三本木急坂と歴史的建造物

小樽・入船町にある「メルヘン交差点」(正式名称:堺町交差点)は、小樽オルゴール堂やLeTAOなど多彩な店舗が集まり、常に賑わう観光名所のひとつです。

そこから少し歩くと「三本木急坂」という坂道があり、その途中には小樽市指定の歴史的建造物が二つ点在しています。

◆ 三本木急坂

 

メルヘン交差点の横には、JR南小樽駅方面に上る「三本木急坂」という坂道があります。

その名が示す通り、昔は雪が降ると上れなくなるような急な坂でしたが、2回にわたる切り下げが行われたことにより、現在の勾配は約8%となり、小樽でも比較的緩やかな坂道となっています。

「三本木」という名前は、坂の中腹にある「海陽亭」向かいに立っていた3本のアカダモ(ハルニレ)の大木に由来します。船乗りたちの目印になるほど立派な大木でしたが、2回目に行われた切り下げの際に伐採されてしまいました。

坂の途中には小樽市指定の歴史的建造物である海陽亭や猪股邸があり、頂上に出ると小樽港を一望できる爽やかな景色が広がります。

◆ 海陽亭(旧魁陽亭)

メルヘン交差点から三本木急坂を登り始めて間もなく、左手に見えてくるのが、安政初期(1855~1860年)に創業した料亭の「海陽亭」です。創業時の「魁陽亭」から「開陽亭」、そして「海陽亭」へと三度名称を変えながら、平成27年(2015年)の閉店まで、長く北海道を代表する老舗料亭として親しまれました。

建物の大部分は大正期に増築されたものですが、2階の大広間「明石の間」は、150人以上の大宴会が開催可能な138畳の広さを持ち、明治29年(1896年)に発生した大火による類焼の後に再建されたと考えられています。同じく2階にある「松風」とともに、早くから和風建築に洋風の工法を取り入れている点が大きな特徴です。

明治39年(1906年)11月には、日露戦争後の樺太国境画定会議を終えた関係者による大宴会が催されるなど、日本の歴史にもその名を刻んでいます。榎本武揚や伊藤博文をはじめ、国内外の政治家、文化人、著名人たちが数多く訪れた記録や逸話も残されているほか、作家・山口瞳のエッセー「小樽、海陽亭の雪」にも登場するほど有名な料亭でした。

 

現在建物付近に立ち入ることは出来ませんが、坂の途中からその姿を少し見ることが出来ます。

◆ 猪股邸

三本木急坂をさらに上っていくと、左手の奥まった一角にひっそりと佇む、小樽市指定歴史的建造物「猪股邸」が見えてきます。
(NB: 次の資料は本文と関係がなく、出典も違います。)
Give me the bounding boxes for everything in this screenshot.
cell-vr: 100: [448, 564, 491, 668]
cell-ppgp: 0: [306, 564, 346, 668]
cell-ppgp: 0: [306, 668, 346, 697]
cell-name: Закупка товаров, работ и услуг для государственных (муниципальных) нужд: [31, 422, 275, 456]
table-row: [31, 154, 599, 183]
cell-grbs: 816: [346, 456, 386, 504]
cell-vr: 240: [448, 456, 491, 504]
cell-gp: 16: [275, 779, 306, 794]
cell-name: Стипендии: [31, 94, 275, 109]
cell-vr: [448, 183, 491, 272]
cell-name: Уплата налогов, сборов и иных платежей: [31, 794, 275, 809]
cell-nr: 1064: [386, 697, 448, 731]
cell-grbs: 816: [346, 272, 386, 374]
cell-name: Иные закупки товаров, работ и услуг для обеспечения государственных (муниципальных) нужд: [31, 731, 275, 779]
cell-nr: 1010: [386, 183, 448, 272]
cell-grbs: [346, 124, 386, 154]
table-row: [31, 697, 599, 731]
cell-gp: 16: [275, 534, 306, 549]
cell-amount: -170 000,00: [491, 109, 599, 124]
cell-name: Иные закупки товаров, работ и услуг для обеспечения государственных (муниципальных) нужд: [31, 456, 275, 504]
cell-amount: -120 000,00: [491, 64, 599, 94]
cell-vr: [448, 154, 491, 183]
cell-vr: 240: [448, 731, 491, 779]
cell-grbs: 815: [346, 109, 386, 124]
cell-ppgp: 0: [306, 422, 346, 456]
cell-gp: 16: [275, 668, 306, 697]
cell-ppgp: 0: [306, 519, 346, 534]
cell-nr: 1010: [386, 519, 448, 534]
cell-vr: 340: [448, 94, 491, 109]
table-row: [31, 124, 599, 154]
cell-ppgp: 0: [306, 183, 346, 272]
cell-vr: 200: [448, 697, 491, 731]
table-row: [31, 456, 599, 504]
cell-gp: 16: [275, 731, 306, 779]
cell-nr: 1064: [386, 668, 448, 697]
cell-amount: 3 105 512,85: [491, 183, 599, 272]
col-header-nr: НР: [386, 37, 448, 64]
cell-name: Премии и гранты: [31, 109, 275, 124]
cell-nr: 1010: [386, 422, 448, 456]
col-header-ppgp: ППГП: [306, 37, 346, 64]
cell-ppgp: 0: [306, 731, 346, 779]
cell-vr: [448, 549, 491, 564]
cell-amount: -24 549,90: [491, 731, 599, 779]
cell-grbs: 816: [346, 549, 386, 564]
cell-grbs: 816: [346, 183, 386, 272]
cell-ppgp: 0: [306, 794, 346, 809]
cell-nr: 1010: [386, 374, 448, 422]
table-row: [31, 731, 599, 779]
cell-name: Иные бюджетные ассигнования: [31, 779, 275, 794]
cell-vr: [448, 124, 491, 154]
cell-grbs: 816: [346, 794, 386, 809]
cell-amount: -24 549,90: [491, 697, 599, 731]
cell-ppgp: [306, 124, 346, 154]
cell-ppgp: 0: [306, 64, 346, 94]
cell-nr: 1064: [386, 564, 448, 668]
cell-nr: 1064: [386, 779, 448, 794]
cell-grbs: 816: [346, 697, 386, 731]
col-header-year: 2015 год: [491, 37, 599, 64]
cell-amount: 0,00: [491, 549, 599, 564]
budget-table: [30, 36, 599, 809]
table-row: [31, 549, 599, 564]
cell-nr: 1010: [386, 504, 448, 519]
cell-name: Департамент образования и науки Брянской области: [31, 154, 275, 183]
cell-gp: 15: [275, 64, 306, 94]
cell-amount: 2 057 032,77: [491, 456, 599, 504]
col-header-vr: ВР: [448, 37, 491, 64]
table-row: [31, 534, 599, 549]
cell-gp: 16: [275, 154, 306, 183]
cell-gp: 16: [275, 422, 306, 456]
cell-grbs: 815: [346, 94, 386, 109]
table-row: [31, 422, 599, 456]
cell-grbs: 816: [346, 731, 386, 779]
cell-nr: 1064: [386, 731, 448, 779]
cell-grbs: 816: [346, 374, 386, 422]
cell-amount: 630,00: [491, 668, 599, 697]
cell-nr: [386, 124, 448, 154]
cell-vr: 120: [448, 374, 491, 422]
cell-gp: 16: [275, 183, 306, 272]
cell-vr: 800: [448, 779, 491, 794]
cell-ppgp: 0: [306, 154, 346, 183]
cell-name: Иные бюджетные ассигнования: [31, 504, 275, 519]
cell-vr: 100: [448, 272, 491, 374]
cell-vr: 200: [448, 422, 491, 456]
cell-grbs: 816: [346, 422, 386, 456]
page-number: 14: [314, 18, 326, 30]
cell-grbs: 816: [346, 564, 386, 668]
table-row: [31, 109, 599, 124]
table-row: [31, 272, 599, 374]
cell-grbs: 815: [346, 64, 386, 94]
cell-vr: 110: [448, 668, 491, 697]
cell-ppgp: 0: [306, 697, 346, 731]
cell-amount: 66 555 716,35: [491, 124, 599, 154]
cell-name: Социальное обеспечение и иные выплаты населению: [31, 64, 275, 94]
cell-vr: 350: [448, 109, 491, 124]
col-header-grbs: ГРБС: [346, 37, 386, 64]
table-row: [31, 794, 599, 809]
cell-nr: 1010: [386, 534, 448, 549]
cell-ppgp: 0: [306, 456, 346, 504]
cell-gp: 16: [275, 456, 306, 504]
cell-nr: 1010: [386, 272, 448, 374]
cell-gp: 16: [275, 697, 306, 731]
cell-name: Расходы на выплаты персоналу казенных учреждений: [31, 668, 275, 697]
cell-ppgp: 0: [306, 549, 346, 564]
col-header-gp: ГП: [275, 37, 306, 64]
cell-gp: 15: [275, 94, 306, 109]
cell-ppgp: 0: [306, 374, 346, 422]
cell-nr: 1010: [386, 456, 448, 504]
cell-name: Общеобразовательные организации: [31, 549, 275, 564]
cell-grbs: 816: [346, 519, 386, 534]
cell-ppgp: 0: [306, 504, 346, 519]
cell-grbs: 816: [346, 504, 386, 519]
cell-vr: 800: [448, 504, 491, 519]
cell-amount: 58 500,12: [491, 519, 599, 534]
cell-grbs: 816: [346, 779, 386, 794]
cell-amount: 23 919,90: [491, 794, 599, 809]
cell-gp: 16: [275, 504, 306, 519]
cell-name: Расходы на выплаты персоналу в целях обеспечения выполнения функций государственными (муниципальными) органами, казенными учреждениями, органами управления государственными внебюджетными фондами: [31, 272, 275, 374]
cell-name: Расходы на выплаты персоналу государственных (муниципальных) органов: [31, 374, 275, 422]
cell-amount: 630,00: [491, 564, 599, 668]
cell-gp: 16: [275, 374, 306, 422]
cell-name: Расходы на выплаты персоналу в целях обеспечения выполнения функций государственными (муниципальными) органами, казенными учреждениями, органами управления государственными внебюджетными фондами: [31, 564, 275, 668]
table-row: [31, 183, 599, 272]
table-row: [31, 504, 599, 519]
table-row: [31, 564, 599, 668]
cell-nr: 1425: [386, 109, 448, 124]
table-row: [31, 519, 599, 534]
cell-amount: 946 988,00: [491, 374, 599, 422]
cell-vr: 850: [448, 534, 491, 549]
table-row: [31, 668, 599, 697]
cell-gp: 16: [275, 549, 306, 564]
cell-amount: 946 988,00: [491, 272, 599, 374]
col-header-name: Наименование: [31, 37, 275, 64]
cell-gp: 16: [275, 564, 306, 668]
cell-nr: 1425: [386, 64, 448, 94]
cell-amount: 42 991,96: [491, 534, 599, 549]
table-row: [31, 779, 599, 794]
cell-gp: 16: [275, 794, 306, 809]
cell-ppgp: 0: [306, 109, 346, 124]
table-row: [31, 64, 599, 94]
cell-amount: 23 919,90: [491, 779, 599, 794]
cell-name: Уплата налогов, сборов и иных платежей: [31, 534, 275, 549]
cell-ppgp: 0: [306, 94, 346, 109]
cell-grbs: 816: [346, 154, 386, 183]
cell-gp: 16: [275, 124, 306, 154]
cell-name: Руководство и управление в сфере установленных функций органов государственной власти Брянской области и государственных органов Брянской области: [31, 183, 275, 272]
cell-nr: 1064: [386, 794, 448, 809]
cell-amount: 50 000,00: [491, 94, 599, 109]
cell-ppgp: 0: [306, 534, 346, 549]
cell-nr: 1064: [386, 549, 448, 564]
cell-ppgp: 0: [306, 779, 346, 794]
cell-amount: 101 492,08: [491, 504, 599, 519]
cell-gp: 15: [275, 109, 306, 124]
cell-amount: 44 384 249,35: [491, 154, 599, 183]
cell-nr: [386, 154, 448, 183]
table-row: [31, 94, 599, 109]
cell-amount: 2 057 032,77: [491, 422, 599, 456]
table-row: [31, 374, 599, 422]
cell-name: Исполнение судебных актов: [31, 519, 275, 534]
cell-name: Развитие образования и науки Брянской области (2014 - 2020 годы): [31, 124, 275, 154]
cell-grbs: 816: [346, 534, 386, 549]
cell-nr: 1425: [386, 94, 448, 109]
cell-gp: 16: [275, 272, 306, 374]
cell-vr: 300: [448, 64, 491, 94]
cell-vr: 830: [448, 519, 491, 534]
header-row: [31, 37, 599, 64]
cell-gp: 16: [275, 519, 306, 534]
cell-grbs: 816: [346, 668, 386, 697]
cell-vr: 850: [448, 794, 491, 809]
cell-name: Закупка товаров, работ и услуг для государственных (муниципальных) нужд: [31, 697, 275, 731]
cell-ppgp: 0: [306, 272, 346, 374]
この邸宅は、倉庫業を営んでいた猪股家の2代目・猪股孫八氏によって建てられたもの。もともとは小樽市色内町に暮らしていましたが、明治37年(1904年)の大火によって旧宅を焼失したことから、高台にあたる現在の場所に新たな邸宅を構えました。

敷地内には防火対策として、天狗山から切り出された軟石を用いた石造りの門・塀・蔵が設けられており、防火壁の役割を果たしています。なかでも珍しい中国風の門は、当主が中学の頃の旅行で描いたスケッチを元に造られたと言われています。

邸宅の外観は純和風の造りですが、玄関の左脇には洋風の応接室も設けられているそうです。

 

※猪股邸は現在も住居として使用されているため、敷地内に立ち入ることはできません。

 

三本木急坂を上りきると、道は三方向に分かれています。右手にはJR南小樽駅へと続く道、正面やや左には住吉町方面へ下る「山ノ上の坂」、そして左手には、ひときわ細く急な下り坂「赤坂」が延びています。

それぞれの道が異なる表情を持ち、静かな住宅街や歴史ある景観へとつながっていくこの場所は、坂の街・小樽ならではの魅力が詰まった分岐点です。

観光の中心地・堺町通りから少し足を伸ばして、歴史と景色が詰まった三本木急坂とその周辺をぜひ歩いてみてはいかがでしょうか。